Usciva oggi 15 anni fa Inferno dei Motörhead, diciassettesimo album in studio su ventidue dischi di inediti pubblicati da Lemmy Kilmister e compagni. Posto che i lavori pubblicati tra il 1979 e il 1982 rimangono intoccabili nonché le migliori release di sempre della band, Inferno arrivò come un colpo di coda imprevisto e certamente inaspettato anche dai fan più accaniti di Ian Fraser e compagni.

I Motörhead hanno da sempre basato la propria popolarità sui loro incendiari concerti, sull’impatto frontale e sulla potenza incredibile sprigionata da uno dei power trio (ok ogni tanto son stati in quattro ma poco male) più importanti di sempre della storia del rock. Ma salvo rare eccezioni (Bastards del 1993) o pezzi isolati, i Nostri non erano esattamente in stato di grazia continuativo in studio.

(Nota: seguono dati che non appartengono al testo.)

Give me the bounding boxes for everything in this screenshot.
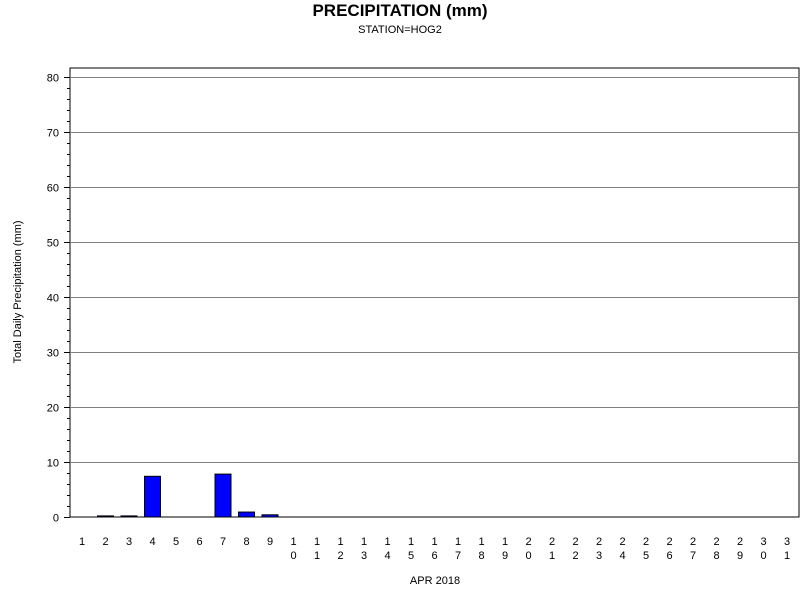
- x-tick-label: 3: [596, 550, 602, 562]
- y-tick-label: 20: [47, 403, 59, 415]
- x-tick-label: 7: [690, 550, 696, 562]
- x-tick-label: 3: [126, 536, 132, 548]
- x-tick-label: 5: [408, 550, 414, 562]
- x-tick-label: 1: [314, 536, 320, 548]
- x-tick-label: 2: [525, 536, 531, 548]
- x-tick-label: 1: [79, 536, 85, 548]
- x-tick-label: 7: [455, 550, 461, 562]
- bar: [214, 473, 232, 518]
- x-tick-label: 2: [619, 536, 625, 548]
- x-tick-label: 8: [713, 550, 719, 562]
- y-tick-label: 30: [47, 348, 59, 360]
- x-tick-label: 0: [525, 550, 531, 562]
- x-tick-label: 2: [737, 536, 743, 548]
- y-tick-label: 50: [47, 238, 59, 250]
- x-tick-label: 8: [478, 550, 484, 562]
- x-tick-label: 2: [337, 550, 343, 562]
- x-tick-label: 1: [455, 536, 461, 548]
- x-tick-label: 0: [760, 550, 766, 562]
- x-tick-label: 3: [760, 536, 766, 548]
- x-tick-label: 3: [784, 536, 790, 548]
- x-tick-label: 1: [361, 536, 367, 548]
- x-tick-label: 2: [596, 536, 602, 548]
- x-tick-label: 5: [173, 536, 179, 548]
- x-tick-label: 2: [690, 536, 696, 548]
- y-tick-label: 70: [47, 128, 59, 140]
- x-tick-label: 1: [784, 550, 790, 562]
- plot-frame: [69, 67, 800, 518]
- x-tick-label: 2: [666, 536, 672, 548]
- x-tick-label: 2: [572, 536, 578, 548]
- chart-title: PRECIPITATION (mm): [312, 1, 488, 20]
- x-tick-label: 4: [149, 536, 155, 548]
- x-tick-label: 6: [431, 550, 437, 562]
- x-tick-label: 1: [408, 536, 414, 548]
- y-tick-label: 60: [47, 183, 59, 195]
- x-tick-label: 8: [243, 536, 249, 548]
- x-tick-label: 5: [643, 550, 649, 562]
- x-tick-label: 1: [314, 550, 320, 562]
- bar: [238, 511, 255, 518]
- x-tick-label: 9: [737, 550, 743, 562]
- y-tick-label: 0: [53, 513, 59, 525]
- x-tick-label: 2: [572, 550, 578, 562]
- x-tick-label: 9: [267, 536, 273, 548]
- x-axis-label: APR 2018: [409, 575, 461, 587]
- bar: [261, 514, 279, 518]
- bar: [144, 475, 161, 518]
- x-tick-label: 1: [502, 536, 508, 548]
- x-tick-label: 1: [549, 550, 555, 562]
- bar: [120, 515, 138, 518]
- x-tick-label: 2: [713, 536, 719, 548]
- x-tick-label: 4: [384, 550, 390, 562]
- x-tick-label: 1: [290, 536, 296, 548]
- y-tick-label: 10: [47, 458, 59, 470]
- chart-subtitle: STATION=HOG2: [358, 24, 442, 36]
- x-tick-label: 3: [361, 550, 367, 562]
- bar: [97, 515, 114, 518]
- x-tick-label: 2: [102, 536, 108, 548]
- x-tick-label: 1: [337, 536, 343, 548]
- x-tick-label: 6: [666, 550, 672, 562]
- x-tick-label: 2: [643, 536, 649, 548]
- y-tick-label: 80: [47, 73, 59, 85]
- x-tick-label: 1: [431, 536, 437, 548]
- x-tick-label: 2: [549, 536, 555, 548]
- x-tick-label: 7: [220, 536, 226, 548]
- x-tick-label: 1: [384, 536, 390, 548]
- x-tick-label: 4: [619, 550, 625, 562]
- x-tick-label: 6: [196, 536, 202, 548]
- x-tick-label: 0: [290, 550, 296, 562]
- x-tick-label: 1: [478, 536, 484, 548]
- x-tick-label: 9: [502, 550, 508, 562]
- y-tick-label: 40: [47, 293, 59, 305]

Inferno ha il merito di invertire questa tendenza, presentando una tracklist senza punti deboli apparenti. Un platter dove hard & heavy volano altissimi e senza compromessi, velocità quasi sempre senza inibizioni (3 mid tempo e 1 lento su 12 pezzi è roba da record anche per loro) si dividono perfettamente e la conclusiva ballad Whorehouse Blues chiude tra country e blues un lavoro assolutamente memorabile. I solo di Steve Vai impreziosiscono le strepitose e velocissime Terminal Show e Down on Me. Killers e Life’s a Bitch sono le gemme assolute di un album che sferraglia senza vergogna dall’inizio alla fine.

Non che ai Motörhead servissero nuove hit per i concerti, ma sicuramente i pezzi di Inferno sono tra i migliori mai partoriti da Lemmy e compagni tra i 90 e i 2000. Un lavoro da recuperare per celebrare ancora una volta una grande band e un immenso artista come Kilmister.